(Originally posted on our 2011 Field Blog — by Nicole Freidenfelds)
Our number of herpetofauna species encountered on this trip continues to grow, and as of this point is close to 40, I think. Chris has the official list and will hopefully write a blog entry about it soon.
Yesterday I saw two species that I’ve never seen before – an eastern glass lizard (Ophisaurus ventralis) and a pigmy rattlesnake (Sistrurus miliarius). The glass lizard was found by Chris and Alex on their way to Chris’ enclosures. Knowing I had never seen one, they kindly brought it back to the dorms and left it in our kitchen/living room with a note written on a paper towel.

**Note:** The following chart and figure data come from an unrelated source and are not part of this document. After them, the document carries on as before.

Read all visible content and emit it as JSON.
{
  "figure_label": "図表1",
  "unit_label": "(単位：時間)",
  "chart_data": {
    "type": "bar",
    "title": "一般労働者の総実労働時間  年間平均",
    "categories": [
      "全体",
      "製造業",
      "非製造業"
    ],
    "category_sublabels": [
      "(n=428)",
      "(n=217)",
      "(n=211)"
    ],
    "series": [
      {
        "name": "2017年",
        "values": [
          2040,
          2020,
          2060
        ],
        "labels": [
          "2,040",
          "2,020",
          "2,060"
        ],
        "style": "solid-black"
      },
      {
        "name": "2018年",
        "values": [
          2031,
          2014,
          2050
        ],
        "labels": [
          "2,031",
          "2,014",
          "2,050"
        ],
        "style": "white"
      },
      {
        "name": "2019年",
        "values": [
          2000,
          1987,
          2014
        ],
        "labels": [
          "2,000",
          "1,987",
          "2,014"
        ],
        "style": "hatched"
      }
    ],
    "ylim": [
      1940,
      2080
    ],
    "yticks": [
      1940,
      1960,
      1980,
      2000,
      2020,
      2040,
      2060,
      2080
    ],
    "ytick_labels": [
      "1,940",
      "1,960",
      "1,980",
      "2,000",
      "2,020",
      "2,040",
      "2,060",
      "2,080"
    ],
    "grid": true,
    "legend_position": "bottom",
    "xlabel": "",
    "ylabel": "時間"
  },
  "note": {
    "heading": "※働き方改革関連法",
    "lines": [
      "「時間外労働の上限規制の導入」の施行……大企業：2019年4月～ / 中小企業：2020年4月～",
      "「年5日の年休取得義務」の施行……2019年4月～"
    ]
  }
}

I didn’t see the note, as it had been blown off the table by the air conditioner, and simply discovered a knotted pillowcase sitting on the floor. Wondering what was inside, I gently poked at it and then opened said pillowcase. Upon looking in, I said to myself, “I think this is a glass lizard.” My suspicions were verified shortly thereafter by Sean.
When Chris and Alex returned later I thanked them for the lovely surprise. I then returned the lizard to where they caught it and tried to get some “natural” photos.
Glass lizards are super cool because they have no legs and really long tails, and if you didn’t know better, you could easily misidentify one as a snake.
And then last night, we found a decent number of snakes while road cruising, most of which were copperheads and alive (yay!). We were very pleasantly surprised to discover what Sean initially thought was a small copperhead (while driving past it), was actually a pigmy rattlesnake! Super exciting!
It was hard to believe such a cute little snake could hurt you if you accidentally (or stupidly) picked it up. I can definitely see how pigmies can be mistaken for nonvenomous snakes. Yikes.